There had been problems on the streets in recent weeks, he said, but added: "The Assembly is working well, the Executive is working well, the North-South bodies are working well, the British-Irish Council is working well.

"The one thing that we should not do is create a crisis - an unnecessary crisis - and while there are difficulties and some tensions I think they will be there for a generation and what we need to do is manage things as they go."

Drawing a comparison between the trouble in Northern Ireland and his own part of the island, he added: "If there was a problem in some part of Dublin with policing I hope we would not find the resolution of that would be to disband Dail Eireann or to do away with the Government so therefore I do not for one second see the logic when people say we should do away with the Executive."

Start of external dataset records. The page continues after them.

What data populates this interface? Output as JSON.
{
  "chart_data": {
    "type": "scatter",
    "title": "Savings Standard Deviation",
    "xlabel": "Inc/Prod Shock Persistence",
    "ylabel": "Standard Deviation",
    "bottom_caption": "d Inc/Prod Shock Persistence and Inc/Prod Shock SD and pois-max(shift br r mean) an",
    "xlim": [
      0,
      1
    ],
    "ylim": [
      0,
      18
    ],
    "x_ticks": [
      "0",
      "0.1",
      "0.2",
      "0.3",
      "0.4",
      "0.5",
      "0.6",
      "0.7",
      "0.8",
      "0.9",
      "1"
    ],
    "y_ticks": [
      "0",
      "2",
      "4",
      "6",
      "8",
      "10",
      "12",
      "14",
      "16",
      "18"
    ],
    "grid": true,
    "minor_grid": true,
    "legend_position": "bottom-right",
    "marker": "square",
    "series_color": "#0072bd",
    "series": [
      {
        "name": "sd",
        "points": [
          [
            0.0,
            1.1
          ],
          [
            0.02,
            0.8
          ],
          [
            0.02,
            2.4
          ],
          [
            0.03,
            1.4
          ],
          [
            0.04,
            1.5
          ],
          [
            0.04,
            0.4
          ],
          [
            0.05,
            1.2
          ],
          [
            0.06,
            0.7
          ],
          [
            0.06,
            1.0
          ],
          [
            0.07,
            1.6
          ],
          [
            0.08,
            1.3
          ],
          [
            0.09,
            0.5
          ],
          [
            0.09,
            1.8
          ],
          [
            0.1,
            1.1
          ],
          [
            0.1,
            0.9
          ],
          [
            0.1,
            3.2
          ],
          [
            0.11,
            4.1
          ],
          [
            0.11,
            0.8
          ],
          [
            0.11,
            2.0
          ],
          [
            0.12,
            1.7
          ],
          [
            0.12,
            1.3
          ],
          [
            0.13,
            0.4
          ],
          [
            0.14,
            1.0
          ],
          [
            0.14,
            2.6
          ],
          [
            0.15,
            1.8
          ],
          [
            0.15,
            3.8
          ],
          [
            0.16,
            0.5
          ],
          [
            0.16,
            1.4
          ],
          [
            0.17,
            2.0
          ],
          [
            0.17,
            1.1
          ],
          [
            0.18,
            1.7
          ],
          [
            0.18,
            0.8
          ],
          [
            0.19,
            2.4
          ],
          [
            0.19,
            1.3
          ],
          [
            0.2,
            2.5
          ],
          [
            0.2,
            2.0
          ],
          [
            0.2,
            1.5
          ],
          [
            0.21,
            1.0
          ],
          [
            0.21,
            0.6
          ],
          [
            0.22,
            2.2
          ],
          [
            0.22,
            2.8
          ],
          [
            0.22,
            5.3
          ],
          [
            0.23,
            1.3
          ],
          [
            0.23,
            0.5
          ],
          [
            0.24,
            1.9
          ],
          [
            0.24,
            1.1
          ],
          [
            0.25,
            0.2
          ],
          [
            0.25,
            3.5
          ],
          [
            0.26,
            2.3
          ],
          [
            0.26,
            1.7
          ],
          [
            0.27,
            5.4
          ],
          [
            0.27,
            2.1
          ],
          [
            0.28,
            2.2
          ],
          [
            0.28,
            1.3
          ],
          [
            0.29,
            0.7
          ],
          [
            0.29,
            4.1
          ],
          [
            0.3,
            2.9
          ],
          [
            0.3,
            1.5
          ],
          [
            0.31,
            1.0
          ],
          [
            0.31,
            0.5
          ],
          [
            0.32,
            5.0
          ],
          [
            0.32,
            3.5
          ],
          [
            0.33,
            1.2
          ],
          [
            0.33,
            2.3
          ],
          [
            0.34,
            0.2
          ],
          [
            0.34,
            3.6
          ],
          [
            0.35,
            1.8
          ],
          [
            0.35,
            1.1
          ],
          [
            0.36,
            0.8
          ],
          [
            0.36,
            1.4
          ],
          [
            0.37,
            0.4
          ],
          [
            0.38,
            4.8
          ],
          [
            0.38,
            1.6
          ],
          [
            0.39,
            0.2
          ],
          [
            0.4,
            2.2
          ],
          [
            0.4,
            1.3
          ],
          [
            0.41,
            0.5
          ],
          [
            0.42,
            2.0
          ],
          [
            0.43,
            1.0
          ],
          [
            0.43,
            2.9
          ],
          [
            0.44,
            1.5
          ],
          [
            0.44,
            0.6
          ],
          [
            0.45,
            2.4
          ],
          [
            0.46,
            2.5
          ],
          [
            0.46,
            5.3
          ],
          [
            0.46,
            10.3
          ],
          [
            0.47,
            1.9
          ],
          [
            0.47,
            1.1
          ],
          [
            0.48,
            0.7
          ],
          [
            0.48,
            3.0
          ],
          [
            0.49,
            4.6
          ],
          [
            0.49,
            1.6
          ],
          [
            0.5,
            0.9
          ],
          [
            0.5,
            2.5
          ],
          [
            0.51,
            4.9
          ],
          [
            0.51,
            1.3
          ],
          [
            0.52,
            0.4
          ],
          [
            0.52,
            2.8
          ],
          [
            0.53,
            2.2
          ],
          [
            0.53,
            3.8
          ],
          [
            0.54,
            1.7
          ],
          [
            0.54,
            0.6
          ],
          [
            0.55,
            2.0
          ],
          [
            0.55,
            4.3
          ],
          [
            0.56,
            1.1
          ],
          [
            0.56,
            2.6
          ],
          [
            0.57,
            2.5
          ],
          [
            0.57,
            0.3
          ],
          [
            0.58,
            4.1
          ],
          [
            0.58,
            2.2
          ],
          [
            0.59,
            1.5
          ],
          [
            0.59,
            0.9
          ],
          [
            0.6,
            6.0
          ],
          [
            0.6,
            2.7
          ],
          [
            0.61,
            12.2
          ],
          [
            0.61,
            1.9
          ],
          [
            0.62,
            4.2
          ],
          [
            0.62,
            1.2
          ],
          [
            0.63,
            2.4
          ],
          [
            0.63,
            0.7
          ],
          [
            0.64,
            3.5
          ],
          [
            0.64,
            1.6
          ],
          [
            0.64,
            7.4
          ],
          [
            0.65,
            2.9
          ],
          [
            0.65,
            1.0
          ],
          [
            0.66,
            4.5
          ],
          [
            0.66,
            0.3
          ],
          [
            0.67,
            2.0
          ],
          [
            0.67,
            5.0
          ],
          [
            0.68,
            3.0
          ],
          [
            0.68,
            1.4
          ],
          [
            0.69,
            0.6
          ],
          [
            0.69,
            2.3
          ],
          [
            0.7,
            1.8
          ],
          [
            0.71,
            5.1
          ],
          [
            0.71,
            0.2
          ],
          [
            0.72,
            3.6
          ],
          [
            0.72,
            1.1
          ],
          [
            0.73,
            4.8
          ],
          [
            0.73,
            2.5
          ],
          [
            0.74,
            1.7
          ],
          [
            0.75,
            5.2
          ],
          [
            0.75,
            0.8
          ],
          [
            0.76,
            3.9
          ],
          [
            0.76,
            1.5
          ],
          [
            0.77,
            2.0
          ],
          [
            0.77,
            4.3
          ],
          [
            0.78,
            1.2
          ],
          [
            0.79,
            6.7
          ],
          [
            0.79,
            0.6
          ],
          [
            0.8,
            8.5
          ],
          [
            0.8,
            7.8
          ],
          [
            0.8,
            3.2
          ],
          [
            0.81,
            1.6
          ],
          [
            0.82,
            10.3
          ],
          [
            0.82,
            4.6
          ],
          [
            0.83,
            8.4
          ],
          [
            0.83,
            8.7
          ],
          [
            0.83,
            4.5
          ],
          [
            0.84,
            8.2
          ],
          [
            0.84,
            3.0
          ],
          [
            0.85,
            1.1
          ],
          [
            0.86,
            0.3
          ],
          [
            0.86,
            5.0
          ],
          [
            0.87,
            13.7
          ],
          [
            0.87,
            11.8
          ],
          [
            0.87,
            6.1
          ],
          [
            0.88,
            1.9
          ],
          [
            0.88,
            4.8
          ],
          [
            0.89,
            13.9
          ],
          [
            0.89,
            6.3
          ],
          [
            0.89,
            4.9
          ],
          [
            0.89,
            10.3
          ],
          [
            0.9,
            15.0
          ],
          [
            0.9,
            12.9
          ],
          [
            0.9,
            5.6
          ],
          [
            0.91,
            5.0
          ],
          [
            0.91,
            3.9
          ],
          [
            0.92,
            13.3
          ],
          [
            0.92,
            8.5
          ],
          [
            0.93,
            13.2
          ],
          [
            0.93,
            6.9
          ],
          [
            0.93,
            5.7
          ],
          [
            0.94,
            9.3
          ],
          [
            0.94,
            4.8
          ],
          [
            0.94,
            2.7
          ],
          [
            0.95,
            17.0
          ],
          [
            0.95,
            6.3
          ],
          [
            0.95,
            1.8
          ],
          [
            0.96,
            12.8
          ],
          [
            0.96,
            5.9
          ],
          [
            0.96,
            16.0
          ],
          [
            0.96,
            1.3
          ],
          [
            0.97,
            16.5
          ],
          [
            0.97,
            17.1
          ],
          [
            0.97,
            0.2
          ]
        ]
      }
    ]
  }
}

But the unionist demands continued today. Mr Nigel Dodds, the Democratic Unionist MP for North Belfast - and a minister in the power-sharing Stormont Executive - said the activities of the republican movement in recent weeks made it clear the IRA ceasefire was a sham.

"The Secretary of State must therefore take action against Sinn Féin and move to exclude them from their ministerial posts."

Like other hardline unionists he accused the IRA of still obtaining weapons, orchestrating the recent violence on the streets of Belfast, training and targeting.

Despite this week's IRA apology for the deaths of the hundreds of civilians it killed during 30 years of violence, Mr Dodds said: "No half-hearted apologies should be used as another excuse to buy Sinn Féin more time in the Executive."